When did you first know you wanted to pursue science?

At first, I thought I wanted to be an oceanographer. After taking some science courses—the hard sciences—I realized that was not for me. Since I was kind of mathematically oriented, economics made sense instead, but that was the late 70s. At that time people who wanted to study economics went to business school or they went into investment banking and similar areas, but that did not interest me.

Then I discovered environmental economics and natural resource economics.  I could use my background to combine the different interests that I had—the environment and the ocean and coasts, paired with economics.

Photograph of Marisa Mazzotta

If you were not a scientist, what do you think you would be doing?

I would be growing vegetables, or participating in our local food movement.
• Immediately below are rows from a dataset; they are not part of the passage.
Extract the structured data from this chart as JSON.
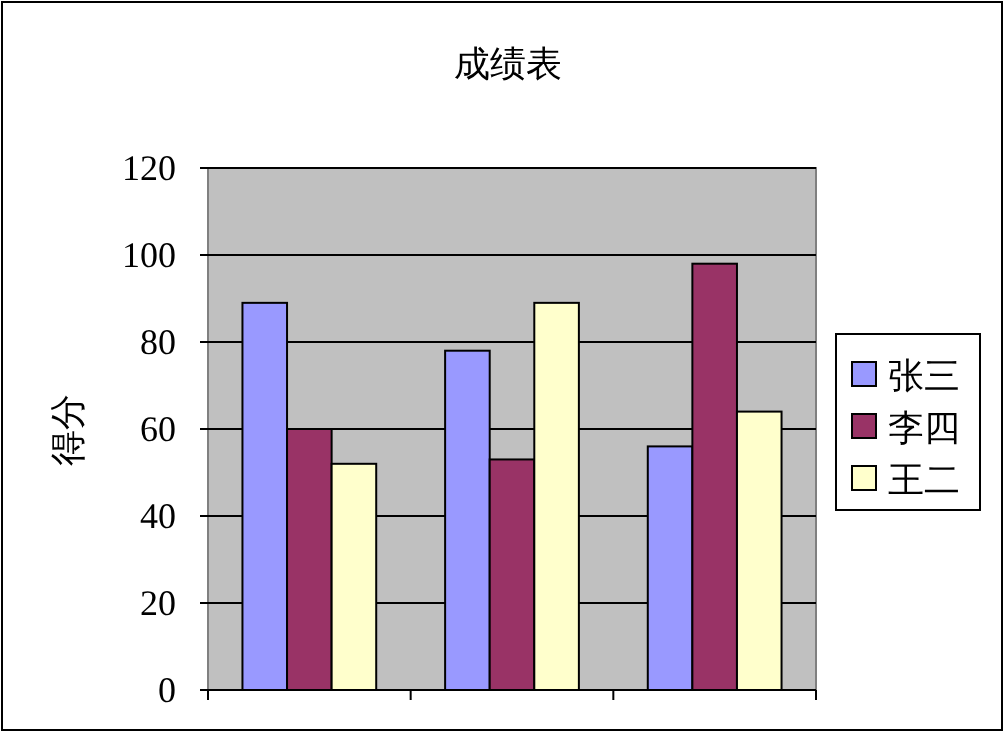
{
  "chart_data": {
    "type": "bar",
    "title": "成绩表",
    "ylabel": "得分",
    "categories": [
      null,
      null,
      null
    ],
    "series": [
      {
        "name": "张三",
        "color": "#9999ff",
        "values": [
          89,
          78,
          56
        ]
      },
      {
        "name": "李四",
        "color": "#993366",
        "values": [
          60,
          53,
          98
        ]
      },
      {
        "name": "王二",
        "color": "#ffffcc",
        "values": [
          52,
          89,
          64
        ]
      }
    ],
    "ylim": [
      0,
      120
    ],
    "yticks": [
      0,
      20,
      40,
      60,
      80,
      100,
      120
    ],
    "grid": "y",
    "legend": "right"
  }
}
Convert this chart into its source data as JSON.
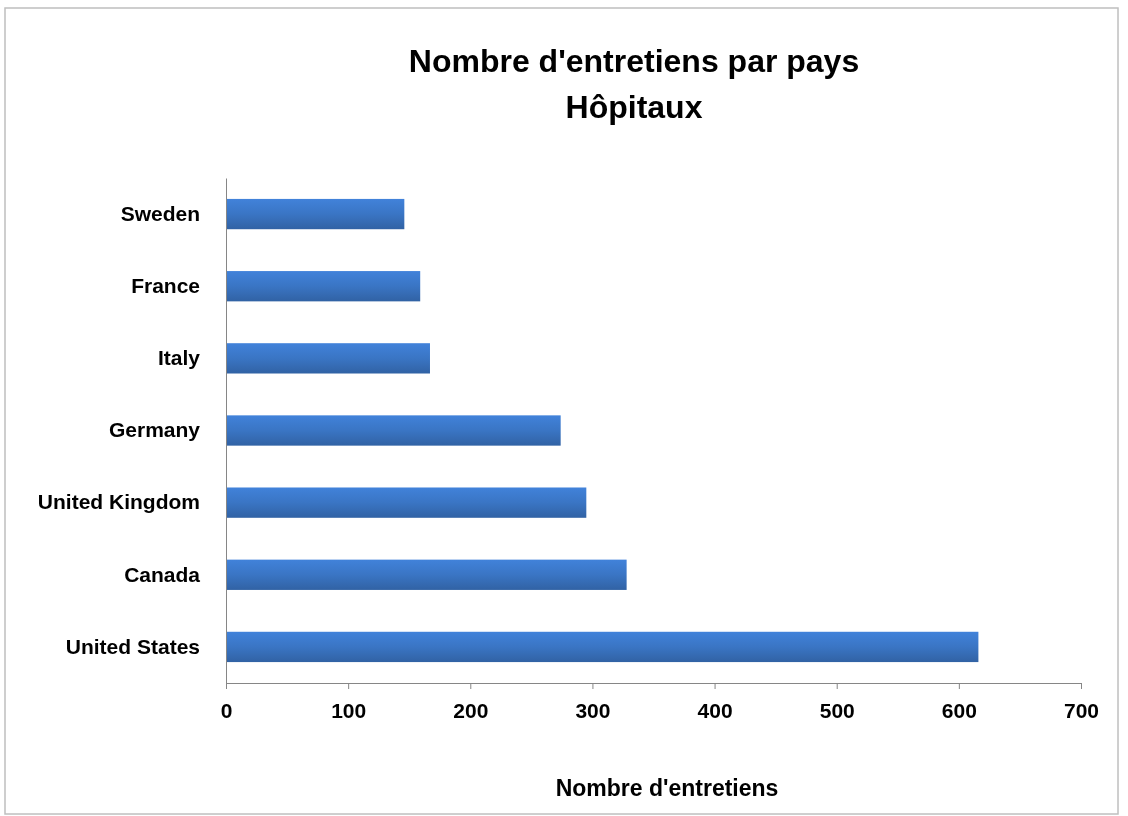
{
  "chart_data": {
    "type": "bar",
    "orientation": "horizontal",
    "title": "Nombre d'entretiens par pays",
    "subtitle": "Hôpitaux",
    "xlabel": "Nombre d'entretiens",
    "categories": [
      "Sweden",
      "France",
      "Italy",
      "Germany",
      "United Kingdom",
      "Canada",
      "United States"
    ],
    "values": [
      146,
      159,
      167,
      274,
      295,
      328,
      616
    ],
    "color": "#3a75c4",
    "xlim": [
      0,
      700
    ],
    "xticks": [
      0,
      100,
      200,
      300,
      400,
      500,
      600,
      700
    ],
    "grid": false
  }
}
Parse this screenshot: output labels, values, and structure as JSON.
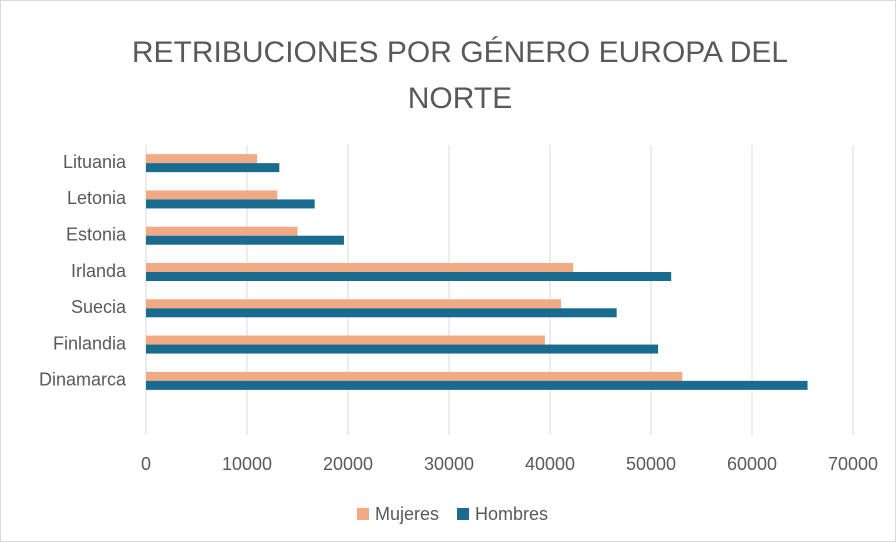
{
  "chart_data": {
    "type": "bar",
    "orientation": "horizontal",
    "title": "RETRIBUCIONES POR GÉNERO EUROPA DEL NORTE",
    "categories": [
      "Dinamarca",
      "Finlandia",
      "Suecia",
      "Irlanda",
      "Estonia",
      "Letonia",
      "Lituania"
    ],
    "series": [
      {
        "name": "Mujeres",
        "color": "#f2aa84",
        "values": [
          53100,
          39500,
          41100,
          42300,
          15000,
          13000,
          11000
        ]
      },
      {
        "name": "Hombres",
        "color": "#196b90",
        "values": [
          65500,
          50700,
          46600,
          52000,
          19600,
          16700,
          13200
        ]
      }
    ],
    "xlim": [
      0,
      70000
    ],
    "xticks": [
      0,
      10000,
      20000,
      30000,
      40000,
      50000,
      60000,
      70000
    ],
    "grid": true,
    "legend": "bottom"
  }
}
There is a ton of that going on here in Rhode Island. I love being outside and I love being in the dirt. And food! I love being able to go out to the front yard and pick a bunch of stuff to make dinner.

Tell us about your background.

After growing up in Connecticut, I moved to Rhode Island to study at Brown, and I've been here ever since. I did my graduate work at the University of Rhode Island, and my dissertation work was a really fun project out on the east end of Long Island for the Peconic Estuary Program. It was a survey of people's values for restoration or protection of different resources. It included wetlands, eelgrass, shellfishing areas, and farmland. I've used some of the information from that study on some preliminary work related to Narragansett Bay and people's uses and preferences related to clean water.

Do you have any advice for students considering a career in science?

I advise economics or other social science students to take some ecology or other science courses (and vice versa), because one of the big things is communication across disciplines.  We have different languages and different ways of looking at things.

I also suggest studying Geographic Information System (GIS).  More and more of what we’re doing is looking at how people and ecosystem services are distributed across the landscape, how they move across the landscape, and how land uses change the provision of ecosystem services and values.


Editor's Note: The opinions expressed herein are those of the researcher alone. EPA does not endorse the opinions or positions expressed.